尖閣諸島をめぐる問題などで減ったとはいえ、大挙してやって来る中国人観光客の振る舞いにちょっと眉をひそめる日本人は少なくないだろう。だが、香港人は日本人どころではない思いを大陸の中国人に抱いているという。このほど香港を訪れたジャーナリストの相馬勝氏がレポートする。
* * *
先日、香港に行ってきた。香港の反日運動や11月8日からで始まる中国共産党大会の取材ためだ。その際、新聞社の特派員として香港駐在以来の10数年越しの知人と会ったが、彼は「最近の香港人は自信をなくしている」と浮かぬ顔をして語っていた。
「どうして?」と尋ねると、「大陸の中国人が毎日毎日津波のようにやってきて、一人で数万香港ドル(1香港ドル=約10円)から数十万香港ドルもの買い物をしていくのだ。
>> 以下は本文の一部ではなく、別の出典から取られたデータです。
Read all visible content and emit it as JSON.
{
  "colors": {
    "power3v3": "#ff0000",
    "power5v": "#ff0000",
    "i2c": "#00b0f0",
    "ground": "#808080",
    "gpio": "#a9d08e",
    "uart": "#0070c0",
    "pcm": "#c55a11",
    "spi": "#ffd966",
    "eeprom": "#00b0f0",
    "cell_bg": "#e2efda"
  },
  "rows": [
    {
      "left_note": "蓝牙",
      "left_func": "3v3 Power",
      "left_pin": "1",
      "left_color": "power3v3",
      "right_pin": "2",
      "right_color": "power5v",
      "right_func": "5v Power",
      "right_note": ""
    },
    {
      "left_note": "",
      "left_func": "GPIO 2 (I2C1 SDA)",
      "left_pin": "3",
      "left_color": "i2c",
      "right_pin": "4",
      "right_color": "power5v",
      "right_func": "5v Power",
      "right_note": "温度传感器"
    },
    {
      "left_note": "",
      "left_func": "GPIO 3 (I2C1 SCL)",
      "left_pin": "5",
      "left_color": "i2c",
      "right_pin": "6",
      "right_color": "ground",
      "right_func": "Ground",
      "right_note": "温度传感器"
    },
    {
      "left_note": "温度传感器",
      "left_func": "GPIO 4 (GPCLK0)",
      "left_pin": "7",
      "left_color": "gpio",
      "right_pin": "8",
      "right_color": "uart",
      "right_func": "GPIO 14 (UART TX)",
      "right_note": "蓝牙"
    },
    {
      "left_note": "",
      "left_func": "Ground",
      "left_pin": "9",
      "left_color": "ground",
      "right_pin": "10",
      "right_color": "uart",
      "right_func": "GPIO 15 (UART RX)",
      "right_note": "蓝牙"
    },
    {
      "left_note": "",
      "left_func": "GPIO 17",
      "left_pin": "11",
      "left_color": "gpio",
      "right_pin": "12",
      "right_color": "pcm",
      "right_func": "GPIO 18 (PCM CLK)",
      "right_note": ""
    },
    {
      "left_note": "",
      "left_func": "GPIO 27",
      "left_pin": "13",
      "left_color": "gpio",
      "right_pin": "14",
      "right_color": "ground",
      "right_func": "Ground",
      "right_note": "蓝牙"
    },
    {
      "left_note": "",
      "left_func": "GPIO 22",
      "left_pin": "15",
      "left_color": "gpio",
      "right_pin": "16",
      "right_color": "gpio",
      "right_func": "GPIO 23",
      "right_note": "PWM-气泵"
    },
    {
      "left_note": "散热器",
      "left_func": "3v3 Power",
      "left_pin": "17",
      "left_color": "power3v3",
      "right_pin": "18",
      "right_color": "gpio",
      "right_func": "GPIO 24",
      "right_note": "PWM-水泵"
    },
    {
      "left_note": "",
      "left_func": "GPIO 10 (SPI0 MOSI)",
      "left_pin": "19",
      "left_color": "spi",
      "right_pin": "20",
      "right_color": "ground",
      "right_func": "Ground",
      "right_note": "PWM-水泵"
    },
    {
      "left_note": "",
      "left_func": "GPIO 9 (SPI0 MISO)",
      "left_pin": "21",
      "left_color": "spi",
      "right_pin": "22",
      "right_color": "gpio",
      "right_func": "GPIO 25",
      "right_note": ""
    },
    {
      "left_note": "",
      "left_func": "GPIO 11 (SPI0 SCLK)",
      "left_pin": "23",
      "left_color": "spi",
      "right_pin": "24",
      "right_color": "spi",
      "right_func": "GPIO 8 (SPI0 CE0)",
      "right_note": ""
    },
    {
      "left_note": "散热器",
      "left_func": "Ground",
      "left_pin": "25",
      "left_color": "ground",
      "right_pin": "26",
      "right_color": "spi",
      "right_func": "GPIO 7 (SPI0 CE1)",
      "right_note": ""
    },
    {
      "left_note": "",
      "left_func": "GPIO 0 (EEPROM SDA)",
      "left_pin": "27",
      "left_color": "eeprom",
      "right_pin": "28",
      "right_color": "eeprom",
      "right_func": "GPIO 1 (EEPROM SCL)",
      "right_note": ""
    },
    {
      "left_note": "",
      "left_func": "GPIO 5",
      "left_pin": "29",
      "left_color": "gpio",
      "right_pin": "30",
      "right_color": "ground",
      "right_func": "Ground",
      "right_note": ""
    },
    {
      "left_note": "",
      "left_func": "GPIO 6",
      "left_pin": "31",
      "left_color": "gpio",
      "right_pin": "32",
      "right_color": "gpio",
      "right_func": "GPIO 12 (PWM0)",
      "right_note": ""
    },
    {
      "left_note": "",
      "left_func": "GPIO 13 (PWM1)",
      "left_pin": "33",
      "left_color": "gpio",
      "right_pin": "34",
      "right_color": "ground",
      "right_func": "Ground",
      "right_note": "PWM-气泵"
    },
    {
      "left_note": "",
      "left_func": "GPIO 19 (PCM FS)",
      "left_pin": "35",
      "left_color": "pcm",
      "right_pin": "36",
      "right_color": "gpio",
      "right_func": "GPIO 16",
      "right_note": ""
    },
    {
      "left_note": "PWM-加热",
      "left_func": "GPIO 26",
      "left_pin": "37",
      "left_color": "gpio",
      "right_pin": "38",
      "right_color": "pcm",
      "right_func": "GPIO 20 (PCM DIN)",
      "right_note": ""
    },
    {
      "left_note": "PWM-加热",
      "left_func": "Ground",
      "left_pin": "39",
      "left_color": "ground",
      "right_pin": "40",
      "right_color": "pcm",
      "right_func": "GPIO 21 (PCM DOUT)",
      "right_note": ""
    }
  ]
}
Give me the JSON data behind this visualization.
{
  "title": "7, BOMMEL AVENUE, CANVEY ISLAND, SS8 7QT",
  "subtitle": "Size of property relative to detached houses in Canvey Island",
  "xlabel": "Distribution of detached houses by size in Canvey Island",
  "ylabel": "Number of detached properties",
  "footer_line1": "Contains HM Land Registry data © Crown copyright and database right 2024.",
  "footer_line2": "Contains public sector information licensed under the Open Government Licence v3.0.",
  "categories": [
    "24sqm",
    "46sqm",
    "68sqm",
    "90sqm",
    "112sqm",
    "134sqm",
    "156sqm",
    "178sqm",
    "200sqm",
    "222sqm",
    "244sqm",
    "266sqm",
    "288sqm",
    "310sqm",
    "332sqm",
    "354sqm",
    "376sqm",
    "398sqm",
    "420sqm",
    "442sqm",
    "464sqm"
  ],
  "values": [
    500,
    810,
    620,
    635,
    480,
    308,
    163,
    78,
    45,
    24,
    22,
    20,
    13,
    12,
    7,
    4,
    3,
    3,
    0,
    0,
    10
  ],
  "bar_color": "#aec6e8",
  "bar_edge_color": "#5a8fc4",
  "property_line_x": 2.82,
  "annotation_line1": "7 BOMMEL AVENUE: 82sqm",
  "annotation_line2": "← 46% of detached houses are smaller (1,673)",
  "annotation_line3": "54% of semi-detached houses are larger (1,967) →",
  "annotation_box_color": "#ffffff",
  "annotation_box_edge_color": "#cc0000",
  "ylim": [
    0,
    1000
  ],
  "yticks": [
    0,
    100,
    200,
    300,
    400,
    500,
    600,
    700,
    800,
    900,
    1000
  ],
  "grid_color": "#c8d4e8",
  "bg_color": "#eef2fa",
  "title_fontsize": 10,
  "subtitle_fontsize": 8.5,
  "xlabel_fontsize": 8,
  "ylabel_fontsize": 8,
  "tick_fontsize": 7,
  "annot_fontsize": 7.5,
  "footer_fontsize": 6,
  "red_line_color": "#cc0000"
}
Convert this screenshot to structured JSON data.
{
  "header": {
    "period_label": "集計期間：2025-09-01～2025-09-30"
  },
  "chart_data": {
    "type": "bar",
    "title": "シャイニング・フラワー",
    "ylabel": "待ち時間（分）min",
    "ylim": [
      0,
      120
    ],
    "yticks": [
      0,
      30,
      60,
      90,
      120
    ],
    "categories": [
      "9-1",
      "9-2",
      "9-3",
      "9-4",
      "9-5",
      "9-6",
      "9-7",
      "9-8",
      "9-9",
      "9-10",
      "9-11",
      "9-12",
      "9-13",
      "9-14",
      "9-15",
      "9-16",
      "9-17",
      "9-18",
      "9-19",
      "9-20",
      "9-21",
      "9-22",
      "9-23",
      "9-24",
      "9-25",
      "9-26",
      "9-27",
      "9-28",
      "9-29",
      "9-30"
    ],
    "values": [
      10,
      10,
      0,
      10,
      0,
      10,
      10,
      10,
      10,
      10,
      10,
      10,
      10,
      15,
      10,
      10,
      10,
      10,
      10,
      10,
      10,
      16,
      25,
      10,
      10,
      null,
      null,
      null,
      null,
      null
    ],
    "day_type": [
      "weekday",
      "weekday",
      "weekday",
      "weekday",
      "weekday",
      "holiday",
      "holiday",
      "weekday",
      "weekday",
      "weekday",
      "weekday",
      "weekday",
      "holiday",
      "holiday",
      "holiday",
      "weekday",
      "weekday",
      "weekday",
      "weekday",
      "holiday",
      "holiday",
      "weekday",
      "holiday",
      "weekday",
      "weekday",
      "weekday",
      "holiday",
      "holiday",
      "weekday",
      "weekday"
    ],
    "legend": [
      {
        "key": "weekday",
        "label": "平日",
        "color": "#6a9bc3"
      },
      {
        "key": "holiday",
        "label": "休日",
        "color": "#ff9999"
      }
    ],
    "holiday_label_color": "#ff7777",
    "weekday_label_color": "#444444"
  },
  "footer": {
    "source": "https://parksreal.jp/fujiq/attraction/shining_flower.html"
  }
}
それをみていると人生がむなしくなるのだ」と知人は肩を落とした。
彼はすでに50代後半だが、まだマイホームの夢には届かないという。
「香港の中国返還(1997年7月)前もマンションは高かったが、中国に返還されてからはうなぎ登りで、いまや1平方メートルが200万円も300万円もする。100平方メートルもある家族向けのマンションならば2億円や3億円だ。とてもじゃないが、手が届かない。そのような高級な物件を買っているのが、大陸の中国人で、しかも投機用だ」
彼によると、香港に住む大陸の中国人は高級幹部の子弟や、親類が多く、大陸での汚職などで得た金をマンションや株式につぎ込んで、利殖を図っている。つい最近も、失脚した重慶市の元トップ、薄熙来氏の兄や薄氏の妻の姉らが香港に住んで、商売上で莫大な利益を得たほか、次期最高指導者と目される習近平国家副主席の姉夫妻が香港の高級住宅を数件も買い占めていると伝えられた。
知人は続けてこう語る。
「そのようなニュースや噂を聞けば、香港人として落ち込むのは当然だよ。香港はもともと英国の植民地だったから、香港の人々は政治にはあまり関心を持たないのが一般的。政治に関わるのは英国に留学するなど、英国政府から認められたエリートがするもので、庶民はもっぱら経済に関心を持つ。われわれのような庶民の夢はマイホームを持つことだが、このところの急激な値上げでそれも叶わない。
返還前は、われわれ香港人は大陸の中国人に優越感を持っていた。政治的にも、経済的にも自由だったからだが、いまやそのような自信は潰されて、落胆だけになってしまった」
実際、香港では、返還後も保障されるはずだった報道の自由も中国共産党幹部の顔色をうかがってという自主規制が一般的だ。メディアの経営者は親中国系財閥や実業家だから、中国に都合の悪いことを報道すれば、「即発行停止」や「即クビ」ということもあり得るからだ。
8月に香港の民主化活動家が沖縄県の尖閣諸島に上陸したが、その活動家らに資金を援助しているのは、中国人民政治協商会議(政協)の委員を務めている親中国系実業家だ。もはや、香港の民主化運動を裏で操っているのも、実は中国の息のかかった人物というわけだ。
実は香港の政治上のトップである行政長官の梁振英氏は「隠れ共産党員」という噂が根強く、梁氏は絵に描いたような親中派であることはよく知られている。香港は返還後50年間、「一国二制度」を堅持するといわれているが、もはや香港は中国の“植民地”になりつつあるようだ。